When I conduct workshops in monitoring and evaluation, one of the topics discussed is "impact." When impact is defined in a workshop as, "the net change directly attributed to the project interventions," then it requires using and explaining its related terminology, such as "randomization," "selection bias," "attribution," "counter-factual," "double-difference," and "net-change." Attempting to define each of these terms and have them understood by workshop participants who may be unfamiliar with experimental design is challenging.
To help illustrate these concepts and terms I use an game on the first and last days of the workshop. On the first day of the workshop, as just an ice-breaker, a sheet of paper with a number is placed on the notebook of each workshop participant. Using a randon number generator on my computer, I choose two numbers and the two workshop particpants who have these numbers form one team. Then I randomly generate two more numbers and these two particpants form the second team.
On a table in the workshop, I have the game, Perfection, by Milton Bradley (see picture below). (For those unfamiliar with Perfection it is a plastic box with holes of 16 different shapes in a 4x4 arrangement. The goal is to take 16 plastic shapes and place them in their matching hole in the least amount of time.) The rest of the workshop participants are on the other side of the table either cheering or jeering. One person is chosen to be the timekeeper.

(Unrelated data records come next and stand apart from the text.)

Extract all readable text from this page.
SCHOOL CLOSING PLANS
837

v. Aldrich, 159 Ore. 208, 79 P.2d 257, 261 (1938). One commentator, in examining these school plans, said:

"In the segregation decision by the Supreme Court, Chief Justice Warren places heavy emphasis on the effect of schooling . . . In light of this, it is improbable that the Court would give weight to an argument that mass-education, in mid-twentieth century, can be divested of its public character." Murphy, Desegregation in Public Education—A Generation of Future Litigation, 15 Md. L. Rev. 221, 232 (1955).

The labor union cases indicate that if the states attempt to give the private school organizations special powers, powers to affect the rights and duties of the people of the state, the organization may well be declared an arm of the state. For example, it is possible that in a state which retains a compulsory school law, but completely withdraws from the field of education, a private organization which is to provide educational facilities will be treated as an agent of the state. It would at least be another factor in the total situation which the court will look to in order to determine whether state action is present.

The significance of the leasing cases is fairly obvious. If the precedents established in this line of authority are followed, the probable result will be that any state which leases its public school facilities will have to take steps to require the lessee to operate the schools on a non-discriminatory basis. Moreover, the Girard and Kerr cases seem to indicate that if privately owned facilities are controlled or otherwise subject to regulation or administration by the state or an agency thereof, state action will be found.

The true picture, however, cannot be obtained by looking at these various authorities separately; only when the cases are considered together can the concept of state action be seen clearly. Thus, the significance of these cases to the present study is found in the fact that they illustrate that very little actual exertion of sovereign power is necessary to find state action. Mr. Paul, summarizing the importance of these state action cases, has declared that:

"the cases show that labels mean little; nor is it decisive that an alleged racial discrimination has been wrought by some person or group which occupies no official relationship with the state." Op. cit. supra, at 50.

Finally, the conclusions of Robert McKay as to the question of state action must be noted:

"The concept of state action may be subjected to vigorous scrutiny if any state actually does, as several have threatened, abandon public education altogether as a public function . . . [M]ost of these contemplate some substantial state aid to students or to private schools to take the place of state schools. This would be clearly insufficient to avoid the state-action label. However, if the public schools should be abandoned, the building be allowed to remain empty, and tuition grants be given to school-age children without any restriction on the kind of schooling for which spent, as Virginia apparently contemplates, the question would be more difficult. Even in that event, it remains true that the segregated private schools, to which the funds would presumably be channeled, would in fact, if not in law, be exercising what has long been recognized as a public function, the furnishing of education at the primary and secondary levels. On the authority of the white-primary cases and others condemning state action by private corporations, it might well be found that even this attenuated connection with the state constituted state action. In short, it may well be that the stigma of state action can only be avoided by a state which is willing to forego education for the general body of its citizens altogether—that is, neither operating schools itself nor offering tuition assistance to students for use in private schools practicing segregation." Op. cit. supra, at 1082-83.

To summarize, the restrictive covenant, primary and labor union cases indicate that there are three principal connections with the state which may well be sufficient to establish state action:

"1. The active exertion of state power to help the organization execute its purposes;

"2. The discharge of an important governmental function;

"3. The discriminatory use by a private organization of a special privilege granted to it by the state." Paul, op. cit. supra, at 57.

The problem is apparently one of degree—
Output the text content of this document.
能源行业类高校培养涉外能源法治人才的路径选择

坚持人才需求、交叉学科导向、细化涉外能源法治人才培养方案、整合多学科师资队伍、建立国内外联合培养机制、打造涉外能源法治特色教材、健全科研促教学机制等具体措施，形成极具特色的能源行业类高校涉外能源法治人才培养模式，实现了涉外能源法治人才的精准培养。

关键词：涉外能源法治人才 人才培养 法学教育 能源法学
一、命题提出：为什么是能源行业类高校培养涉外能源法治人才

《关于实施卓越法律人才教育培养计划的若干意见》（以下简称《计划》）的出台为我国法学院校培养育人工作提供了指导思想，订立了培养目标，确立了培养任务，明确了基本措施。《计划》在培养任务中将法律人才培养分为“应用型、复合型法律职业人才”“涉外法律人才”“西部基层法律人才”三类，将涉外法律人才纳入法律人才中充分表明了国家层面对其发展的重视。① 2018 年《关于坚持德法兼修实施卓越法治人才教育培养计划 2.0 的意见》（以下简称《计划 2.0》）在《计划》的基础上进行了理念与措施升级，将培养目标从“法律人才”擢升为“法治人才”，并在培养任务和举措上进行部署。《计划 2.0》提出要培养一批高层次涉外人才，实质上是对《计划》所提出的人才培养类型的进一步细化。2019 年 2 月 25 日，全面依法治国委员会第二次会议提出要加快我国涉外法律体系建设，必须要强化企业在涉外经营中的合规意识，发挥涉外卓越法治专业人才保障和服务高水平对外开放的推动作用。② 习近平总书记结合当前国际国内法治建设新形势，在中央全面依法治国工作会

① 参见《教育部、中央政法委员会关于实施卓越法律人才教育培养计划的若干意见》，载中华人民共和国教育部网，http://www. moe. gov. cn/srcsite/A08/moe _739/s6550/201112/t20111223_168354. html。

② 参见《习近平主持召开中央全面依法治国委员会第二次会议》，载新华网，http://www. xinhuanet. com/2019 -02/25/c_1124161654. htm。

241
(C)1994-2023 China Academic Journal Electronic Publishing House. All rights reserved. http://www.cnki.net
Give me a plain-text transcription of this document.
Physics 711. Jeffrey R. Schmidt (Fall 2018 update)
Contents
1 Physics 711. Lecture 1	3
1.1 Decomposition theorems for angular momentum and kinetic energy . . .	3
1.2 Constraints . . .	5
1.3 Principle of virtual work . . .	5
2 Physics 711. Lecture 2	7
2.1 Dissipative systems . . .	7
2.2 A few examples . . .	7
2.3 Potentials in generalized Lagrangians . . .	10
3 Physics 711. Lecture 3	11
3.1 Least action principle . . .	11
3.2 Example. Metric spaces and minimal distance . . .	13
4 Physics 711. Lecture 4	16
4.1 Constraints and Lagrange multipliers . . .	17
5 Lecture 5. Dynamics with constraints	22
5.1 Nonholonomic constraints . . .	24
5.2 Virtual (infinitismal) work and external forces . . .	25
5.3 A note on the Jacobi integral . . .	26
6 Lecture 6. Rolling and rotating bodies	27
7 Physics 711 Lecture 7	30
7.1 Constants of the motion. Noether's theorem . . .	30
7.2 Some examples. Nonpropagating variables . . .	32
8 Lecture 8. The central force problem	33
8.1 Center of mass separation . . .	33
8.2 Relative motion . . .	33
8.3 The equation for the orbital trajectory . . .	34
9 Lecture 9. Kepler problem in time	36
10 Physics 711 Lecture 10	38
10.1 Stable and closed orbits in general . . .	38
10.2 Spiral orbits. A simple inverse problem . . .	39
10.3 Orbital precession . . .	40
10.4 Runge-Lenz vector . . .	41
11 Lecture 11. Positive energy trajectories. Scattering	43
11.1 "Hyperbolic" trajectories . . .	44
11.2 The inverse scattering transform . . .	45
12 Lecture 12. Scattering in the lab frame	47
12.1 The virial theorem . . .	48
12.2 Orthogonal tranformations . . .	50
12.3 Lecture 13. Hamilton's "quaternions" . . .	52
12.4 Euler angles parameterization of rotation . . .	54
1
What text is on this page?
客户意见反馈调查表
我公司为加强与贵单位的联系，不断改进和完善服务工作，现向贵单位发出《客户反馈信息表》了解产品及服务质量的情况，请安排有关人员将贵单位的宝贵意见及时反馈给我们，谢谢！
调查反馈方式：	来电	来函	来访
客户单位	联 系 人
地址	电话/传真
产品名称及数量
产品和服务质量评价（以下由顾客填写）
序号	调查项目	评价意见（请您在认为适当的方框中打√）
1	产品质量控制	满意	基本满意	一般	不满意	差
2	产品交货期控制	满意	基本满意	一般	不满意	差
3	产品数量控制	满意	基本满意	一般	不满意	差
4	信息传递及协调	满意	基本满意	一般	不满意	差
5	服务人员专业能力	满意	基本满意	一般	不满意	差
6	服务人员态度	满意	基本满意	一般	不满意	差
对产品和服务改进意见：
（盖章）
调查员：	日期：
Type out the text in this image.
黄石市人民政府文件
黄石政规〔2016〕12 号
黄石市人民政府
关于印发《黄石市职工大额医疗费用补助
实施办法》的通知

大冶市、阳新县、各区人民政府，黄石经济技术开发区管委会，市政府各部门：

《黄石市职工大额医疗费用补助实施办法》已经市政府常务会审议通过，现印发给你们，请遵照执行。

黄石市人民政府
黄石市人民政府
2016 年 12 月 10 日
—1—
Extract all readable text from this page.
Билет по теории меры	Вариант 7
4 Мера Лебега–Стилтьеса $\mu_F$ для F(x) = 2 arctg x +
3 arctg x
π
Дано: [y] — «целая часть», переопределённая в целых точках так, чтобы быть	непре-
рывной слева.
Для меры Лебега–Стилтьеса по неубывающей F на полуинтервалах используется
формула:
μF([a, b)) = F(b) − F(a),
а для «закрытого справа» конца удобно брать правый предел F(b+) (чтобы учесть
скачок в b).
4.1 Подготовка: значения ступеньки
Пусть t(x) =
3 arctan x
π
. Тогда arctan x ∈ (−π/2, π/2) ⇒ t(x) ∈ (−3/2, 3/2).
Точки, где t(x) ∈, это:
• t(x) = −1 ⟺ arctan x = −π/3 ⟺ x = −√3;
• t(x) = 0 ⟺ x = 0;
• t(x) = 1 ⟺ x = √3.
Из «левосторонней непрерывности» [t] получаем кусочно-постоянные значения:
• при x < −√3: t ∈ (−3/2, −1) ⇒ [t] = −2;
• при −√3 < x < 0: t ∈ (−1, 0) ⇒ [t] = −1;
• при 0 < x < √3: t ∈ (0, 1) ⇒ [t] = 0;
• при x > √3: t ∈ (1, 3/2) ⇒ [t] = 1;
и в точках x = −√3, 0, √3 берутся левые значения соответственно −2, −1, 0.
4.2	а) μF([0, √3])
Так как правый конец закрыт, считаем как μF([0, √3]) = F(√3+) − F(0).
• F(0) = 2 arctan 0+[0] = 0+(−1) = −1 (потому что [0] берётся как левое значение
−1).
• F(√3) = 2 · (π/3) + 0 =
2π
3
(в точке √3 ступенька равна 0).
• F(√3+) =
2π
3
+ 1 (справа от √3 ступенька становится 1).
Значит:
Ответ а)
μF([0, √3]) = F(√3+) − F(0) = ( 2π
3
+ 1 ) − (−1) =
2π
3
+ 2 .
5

All 16 plastic pieces are placed in a pile on the table in front of Team 1 and when the timekeeper says "go" Team 1 starts putting the pieces in their matching holes in the Perfection box. Once all pieces are in, the timekeeper shouts how much time it took them. For example, "1 minute, 45 seconds!"
Perfection, a game by Milton Bradley.
Then Team 2 gets their chance to place all 16 pieces in their matching holes, with the timekeeper shouting out the time it took them. (Of course, there are the usual arguments if the timekeeper is correct.)
On the first day that is all that I do....just use the game as an energizer. HOWEVER, at the end of the first day of the workshop I randomly select one of the teams (in this case Team 2), and I gave them the Perfection game and asked them to SECRETLY practice the game until the last day of the workshop.
On the last day of the workshop, again as an energizer, I asked both teams to come to the table and redo the Perfection game, with the timekeeper to record their time, to see which team was faster. After having both teams redo the Perfection game, I along with the secretly chosen team (Team 2), told the other workshop particpants that they had been practing the Perfection game since the 1st day of the workshop.
After Team 1 settles down from being upset since they were not allowed to practice too, we all gathered at a flip chart with the timekeeper and a list of the impact evaluation terminology I mentioned above. We discussed why I randomized the team members, how this was meant to reduce selection bias (most coordinated participants were not necessarily selected nor people who had played games together before), and how Team 2 formed the factual (the effect of practicing) and Team 1 formed the counter-factual (not practicing).
Next, I had the timekeeper calculate the single differences and the double-difference of the change in time for each team to complete the Perfection game. So, on the flip chart paper, the timekeeper calculated:
Single Differences (absolute change):
Team 1: 90 secs (Time 2) - 120 secs (Time 1) = -30 secs
Team 2: 125 secs (Time 2) - 180 secs (Time 1) = -55 secs
55 secs (Team 2: factual) - 30 secs (Team 1: counter-factual) = 25 secs
Net Change: 25 secs
Attribution: That without practicing, having played the Perfection game at least once can decrease the amount of time it takes to complete it a second time. However, practicing for about an hour each day of the 3-day workshop results in even a greater decrease in the amount of time to complete the Perfection game. In this case, of the 55 second decrease in time for Team 2, 25 seconds can be attributed to practicing (the intervention).
Thus, if this were a project that had a training activity that conducted a baseline and end-line of training participants, without the counter-factual a project would report that its training reduced the amount of time to complete the Perfection game by 30.6% (55 secs/180 secs); however, the counter-factual shows that the training had only a 13.9% effect (25 secs/180 secs) on reducing time.
And, as you may have already thought, after this blog I will have to change my "impact" exercise for future workshops!